Dolunay : The Hungry Generation, became a strong reference to world poetry. You have received letters from all over the world. Allen Ginsberg, Octavio Paz, Lawrence Ferlinghetti etc. What do you with associate this united anger?

Malay : In USA City Lights Journal of Lawrence Ferlinghetti published our works in three issues ; in one of them Allen Ginsberg introduced us to American readers. Dick Bakken published special Hungry Generation issue of his magazine Salted Feathers. Carl Weissner published our works in special issue of Intrepid. Margaret Randall in Mexico wrote about us in her magazine El Corno Emplumado. Howard McCord, Professor of English at Washington State University published Stark Electric Jesus as a booklet with an introduction written by him. We all were writing against The System even during Police action as well as thereafter. 

Dolunay : Hunger: the truth of our lives. What happens if the poet breaks away from the reality of hunger?

Malay : I do not think anyone can break away from the fundamentals of Hunger. In India the reality is stark. A large number of India’s population do not get to eat everyday. I have visited hundreds of villages and encountered the plight myself. In several visits my wife accompanied me to enter villager’s hutment kitchens to find out what they were eating and how they were carrying their day to day lives. The problem remains seven decades after India’s Independence.

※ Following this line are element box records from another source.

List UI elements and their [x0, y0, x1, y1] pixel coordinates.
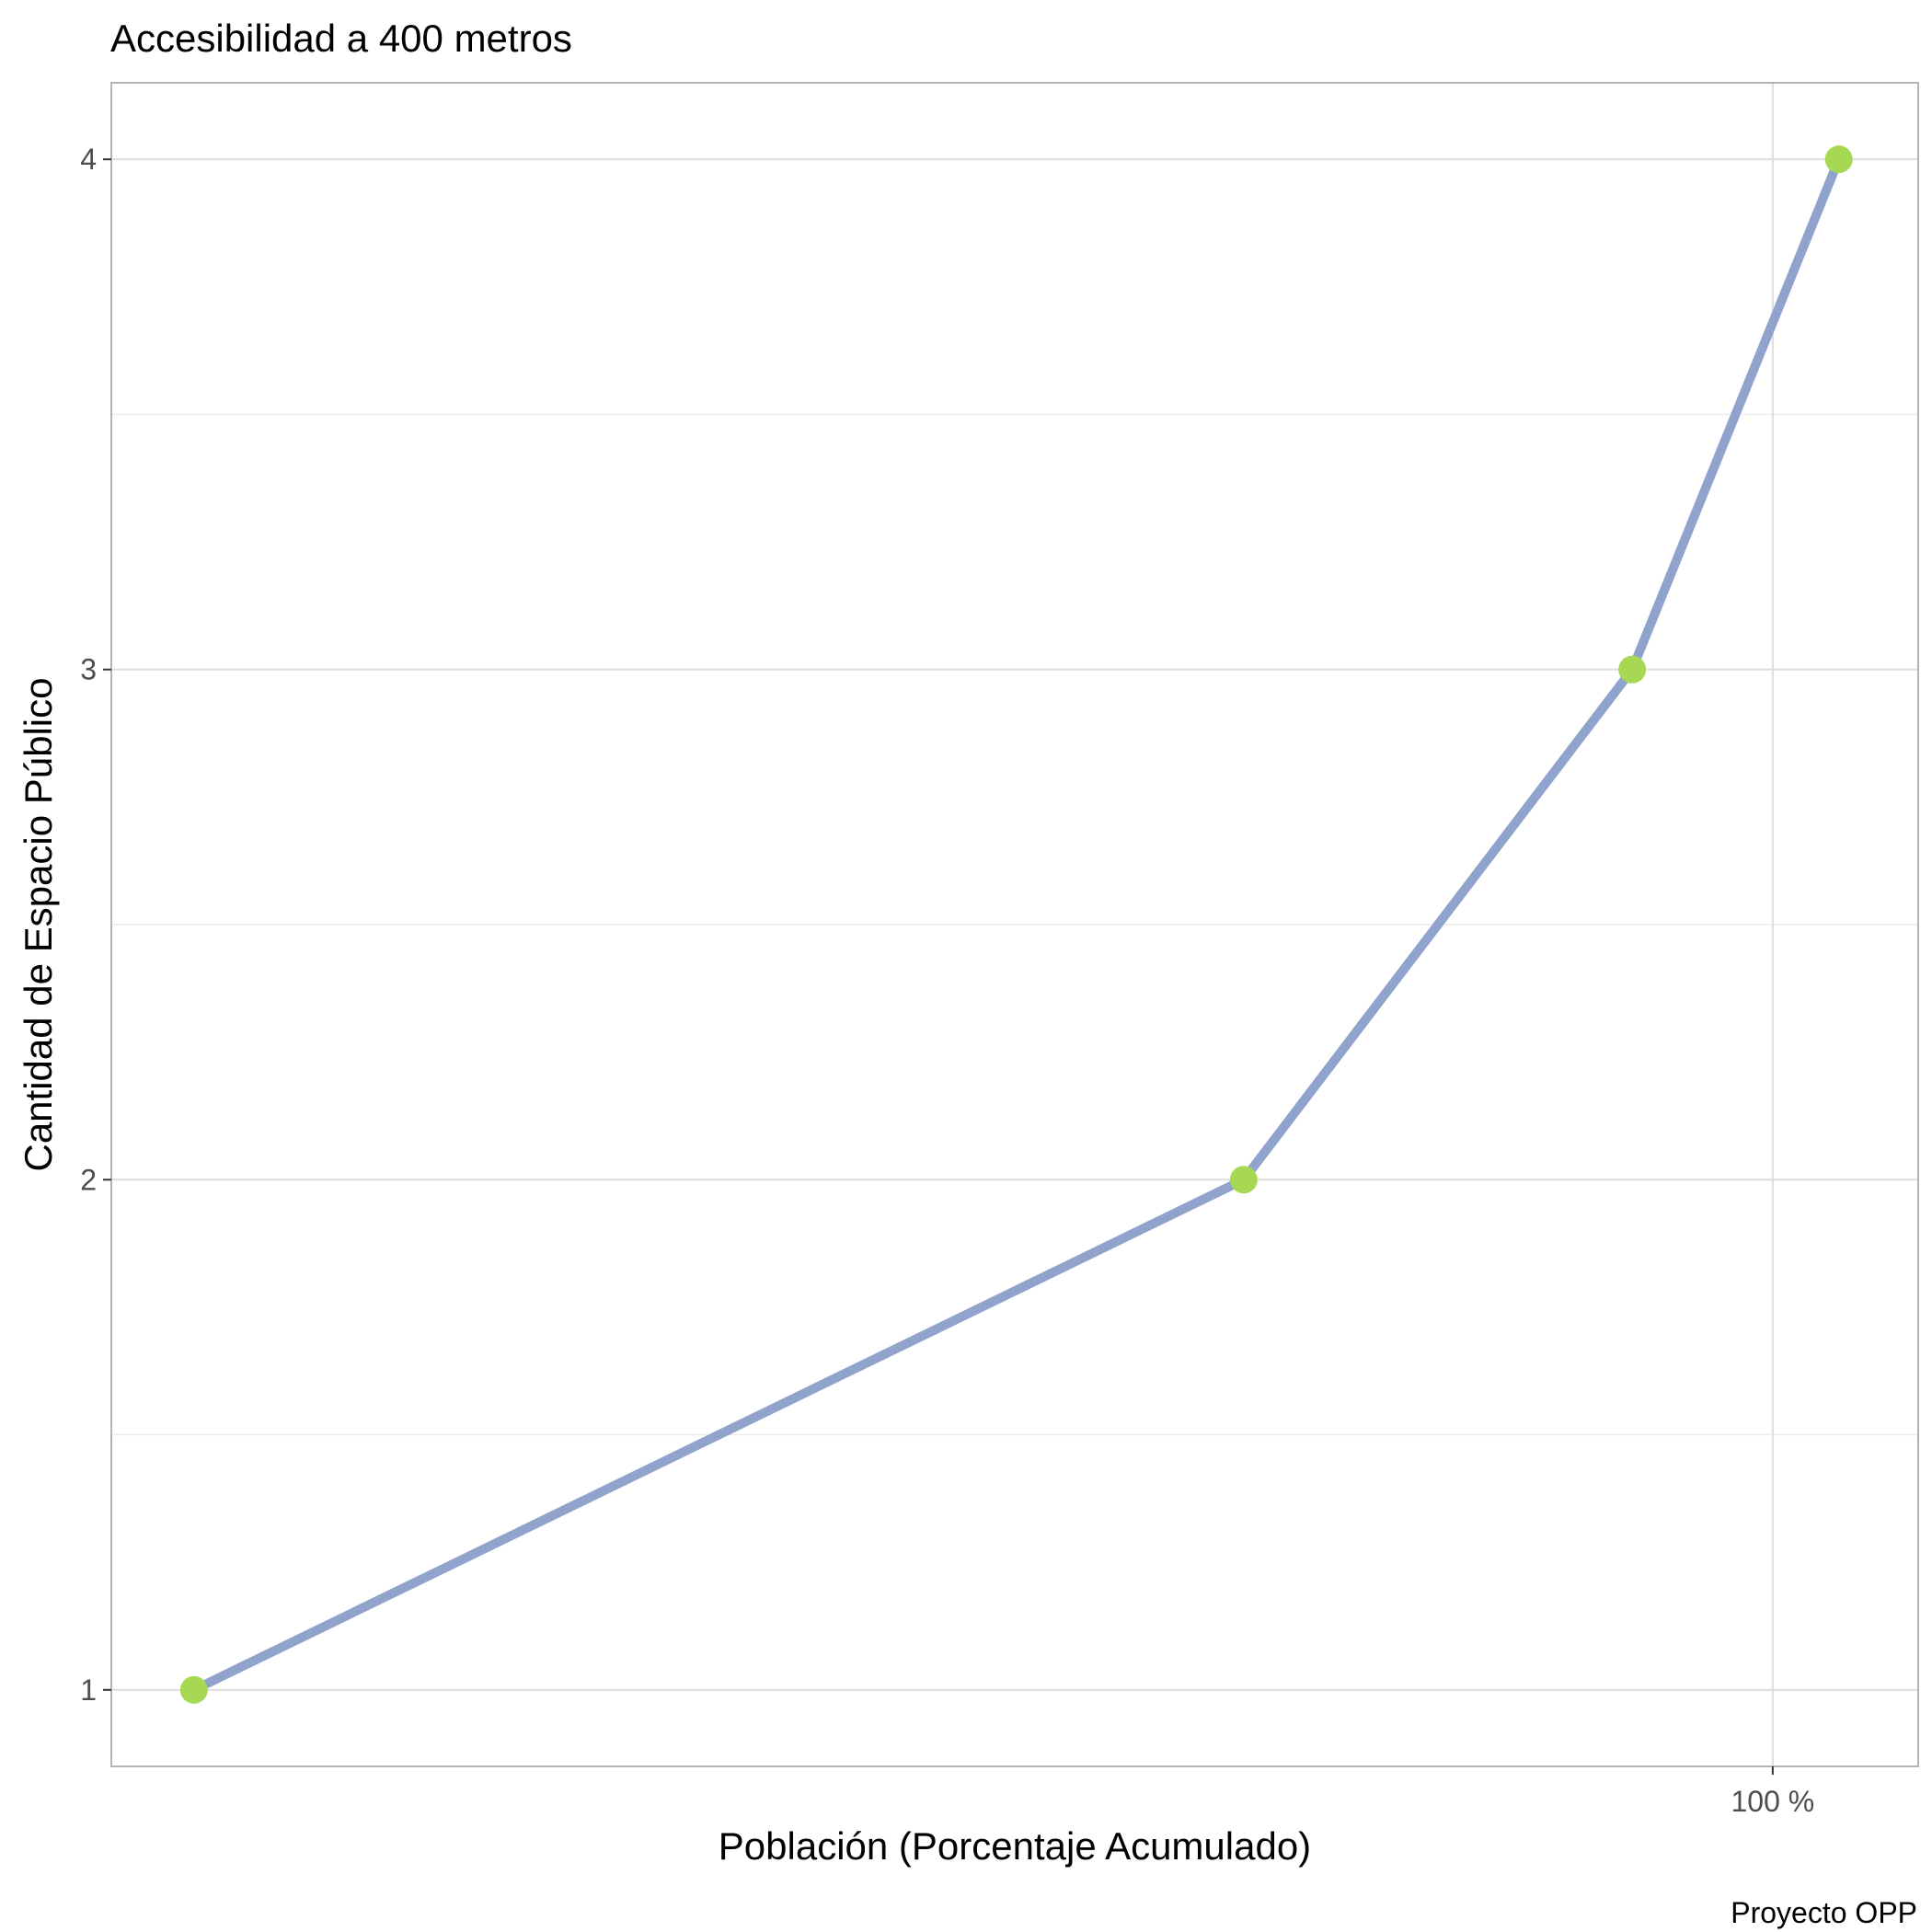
y-tick-label: 1 — [80, 1673, 97, 1707]
points — [179, 145, 1853, 1704]
x-axis-title: Población (Porcentaje Acumulado) — [719, 1824, 1311, 1868]
data-point — [179, 1675, 208, 1704]
chart-title: Accesibilidad a 400 metros — [110, 17, 572, 60]
x-tick-label: 100 % — [1731, 1785, 1815, 1818]
series — [189, 155, 1844, 1695]
y-axis-title: Cantidad de Espacio Público — [17, 677, 60, 1171]
y-tick-label: 2 — [80, 1163, 97, 1196]
y-tick-label: 3 — [80, 653, 97, 686]
data-point — [1618, 655, 1647, 684]
panel-border — [110, 82, 1919, 1767]
x-axis-ticks: 100 % — [1731, 1766, 1815, 1818]
y-axis-ticks: 1 2 3 4 — [80, 143, 111, 1707]
data-point — [1229, 1166, 1258, 1194]
y-tick-label: 4 — [80, 143, 97, 176]
data-point — [1824, 145, 1853, 174]
grid — [111, 83, 1918, 1766]
caption: Proyecto OPP — [1731, 1896, 1917, 1929]
series-line — [189, 155, 1844, 1695]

Dolunay : Which with reality of language, the poet moves away from conformism?

Malay : Post 1960s poets outside the Literary Establishment do not conform to academic canons and have moved far away from the rules laid down by the Academia. I do not know about Turkey, but here in Calcutta in particular and West Bengal in general about 3000 little magazines are published each year. In fact the Little Magazine Explosion started right after we started the Hungry Generation movement. Little magazine editors arrange book fairs at district towns to get out of the clutches of the Establishment. There is a Little Magazine Library and Research Centre at Calcutta wich has been collection almost all literary magazines since 1970.  Some poets are lured though with prizes, posts and money and they start eulogising the powerful people. 

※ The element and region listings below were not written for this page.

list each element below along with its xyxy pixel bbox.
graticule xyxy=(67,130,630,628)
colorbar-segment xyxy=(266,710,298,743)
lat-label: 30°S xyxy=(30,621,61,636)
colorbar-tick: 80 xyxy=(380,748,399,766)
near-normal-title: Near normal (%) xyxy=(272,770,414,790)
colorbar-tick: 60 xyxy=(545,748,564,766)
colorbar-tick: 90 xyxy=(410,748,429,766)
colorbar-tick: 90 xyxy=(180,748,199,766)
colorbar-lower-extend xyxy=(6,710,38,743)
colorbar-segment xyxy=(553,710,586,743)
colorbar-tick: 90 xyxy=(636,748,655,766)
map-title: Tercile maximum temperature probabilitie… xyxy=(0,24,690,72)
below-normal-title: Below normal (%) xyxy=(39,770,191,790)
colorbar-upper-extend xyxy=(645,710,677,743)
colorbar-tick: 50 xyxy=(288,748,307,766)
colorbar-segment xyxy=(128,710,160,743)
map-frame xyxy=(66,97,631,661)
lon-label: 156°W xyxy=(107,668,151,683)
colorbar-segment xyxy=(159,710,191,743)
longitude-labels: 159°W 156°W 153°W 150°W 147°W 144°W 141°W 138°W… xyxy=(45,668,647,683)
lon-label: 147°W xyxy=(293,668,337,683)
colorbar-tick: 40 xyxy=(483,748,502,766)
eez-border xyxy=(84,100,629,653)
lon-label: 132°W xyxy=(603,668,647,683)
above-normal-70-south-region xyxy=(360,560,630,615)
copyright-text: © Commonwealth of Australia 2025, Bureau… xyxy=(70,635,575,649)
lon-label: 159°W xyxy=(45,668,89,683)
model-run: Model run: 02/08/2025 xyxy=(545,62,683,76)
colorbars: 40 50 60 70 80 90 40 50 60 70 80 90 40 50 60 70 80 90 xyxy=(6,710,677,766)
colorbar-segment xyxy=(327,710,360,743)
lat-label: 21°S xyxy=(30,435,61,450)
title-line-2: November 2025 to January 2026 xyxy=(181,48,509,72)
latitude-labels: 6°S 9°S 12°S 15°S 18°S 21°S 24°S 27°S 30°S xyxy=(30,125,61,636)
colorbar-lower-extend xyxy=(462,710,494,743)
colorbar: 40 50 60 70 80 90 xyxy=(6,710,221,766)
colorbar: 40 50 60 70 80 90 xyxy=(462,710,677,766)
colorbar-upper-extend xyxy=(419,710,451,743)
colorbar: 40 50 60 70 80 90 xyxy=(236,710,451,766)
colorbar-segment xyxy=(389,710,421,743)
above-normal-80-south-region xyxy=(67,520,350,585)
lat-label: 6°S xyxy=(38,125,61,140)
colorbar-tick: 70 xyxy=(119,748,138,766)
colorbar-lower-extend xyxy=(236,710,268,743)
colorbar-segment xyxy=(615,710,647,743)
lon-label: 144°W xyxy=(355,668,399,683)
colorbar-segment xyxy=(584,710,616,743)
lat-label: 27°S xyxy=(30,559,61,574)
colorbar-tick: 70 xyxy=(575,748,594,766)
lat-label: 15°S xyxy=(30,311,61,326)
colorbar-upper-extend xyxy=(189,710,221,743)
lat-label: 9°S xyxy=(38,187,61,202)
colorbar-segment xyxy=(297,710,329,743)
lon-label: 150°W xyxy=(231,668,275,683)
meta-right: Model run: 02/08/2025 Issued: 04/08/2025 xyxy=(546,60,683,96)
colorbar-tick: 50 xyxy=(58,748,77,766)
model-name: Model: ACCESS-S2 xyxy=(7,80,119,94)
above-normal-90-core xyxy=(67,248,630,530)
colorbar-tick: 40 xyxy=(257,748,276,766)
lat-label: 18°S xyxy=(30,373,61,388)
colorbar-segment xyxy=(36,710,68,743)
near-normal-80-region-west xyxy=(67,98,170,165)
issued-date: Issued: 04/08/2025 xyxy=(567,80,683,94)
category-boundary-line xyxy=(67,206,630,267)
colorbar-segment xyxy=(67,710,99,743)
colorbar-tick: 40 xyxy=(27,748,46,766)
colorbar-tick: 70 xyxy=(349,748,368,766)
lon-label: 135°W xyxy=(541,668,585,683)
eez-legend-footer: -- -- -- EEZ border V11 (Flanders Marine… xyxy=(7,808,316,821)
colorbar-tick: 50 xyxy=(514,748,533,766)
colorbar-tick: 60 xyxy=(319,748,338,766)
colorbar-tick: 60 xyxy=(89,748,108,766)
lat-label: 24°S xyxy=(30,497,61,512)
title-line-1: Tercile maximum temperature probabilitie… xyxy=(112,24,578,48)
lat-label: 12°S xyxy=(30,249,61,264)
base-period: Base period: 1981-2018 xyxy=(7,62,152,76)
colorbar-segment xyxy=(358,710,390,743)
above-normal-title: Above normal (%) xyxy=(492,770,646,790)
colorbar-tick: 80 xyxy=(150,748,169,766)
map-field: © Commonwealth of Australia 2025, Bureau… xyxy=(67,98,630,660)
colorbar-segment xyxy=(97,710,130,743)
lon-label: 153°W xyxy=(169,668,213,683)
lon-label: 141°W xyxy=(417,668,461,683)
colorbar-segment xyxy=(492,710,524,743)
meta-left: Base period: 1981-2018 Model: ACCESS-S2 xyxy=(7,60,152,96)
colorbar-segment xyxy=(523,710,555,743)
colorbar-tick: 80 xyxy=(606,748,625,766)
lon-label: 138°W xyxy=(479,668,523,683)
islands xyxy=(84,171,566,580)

Dolunay : What is the status of poetry  in India? Are the effects of the Hungry Generation going on?

Malay : The poetry scene is very much robust and active. From the annual list of poets published by a fortnightly poetry magazine, there are about 4000 poets in West Bengal alone writing in Bengali language. Similarly there are poets in other Indian languages. Poetry Readings are organised quite frequently in cities all over India. Writers and poets get arrested every now and then. Most of the members of The Hungryalist movement have expired but the subsequent generations have been carrying our voice of protest and dissent. There have been Ph D and M Phill dissertations on our movement. A film titled Baishey Shrabon portrayed the protesting Hungry Generation poet. A film has been made on my poem Stark Electric Jesus. BBC radio also produced two programmes on our movement for their Channel 3 and 4.

Dolunay : What do you think about the poet's of activist?

Malay : The poet must be an activist. The moment you defy the established canons and the value systems you become an activist, whether you write against the System or not you are forced to be an activist by dint of being a poet. 

Dolunay : Finally, what would you say to your Turkish readers?

Malay : I would like to thank young Turkish readers for evincing interest in our movement as well as what is happening in the literary field in an underdeveloped country like India. In most of the countries poets and writers of the third world who write in their mother tongue remain neglected by the West. I would also like to translate contemporary Turkish poets and introduce them to Indian readers, specially Bengali readers. Other than a few poems Nazim Hikmet and Cemal Suraya, readers are not much aware of the Turkish poetry scene.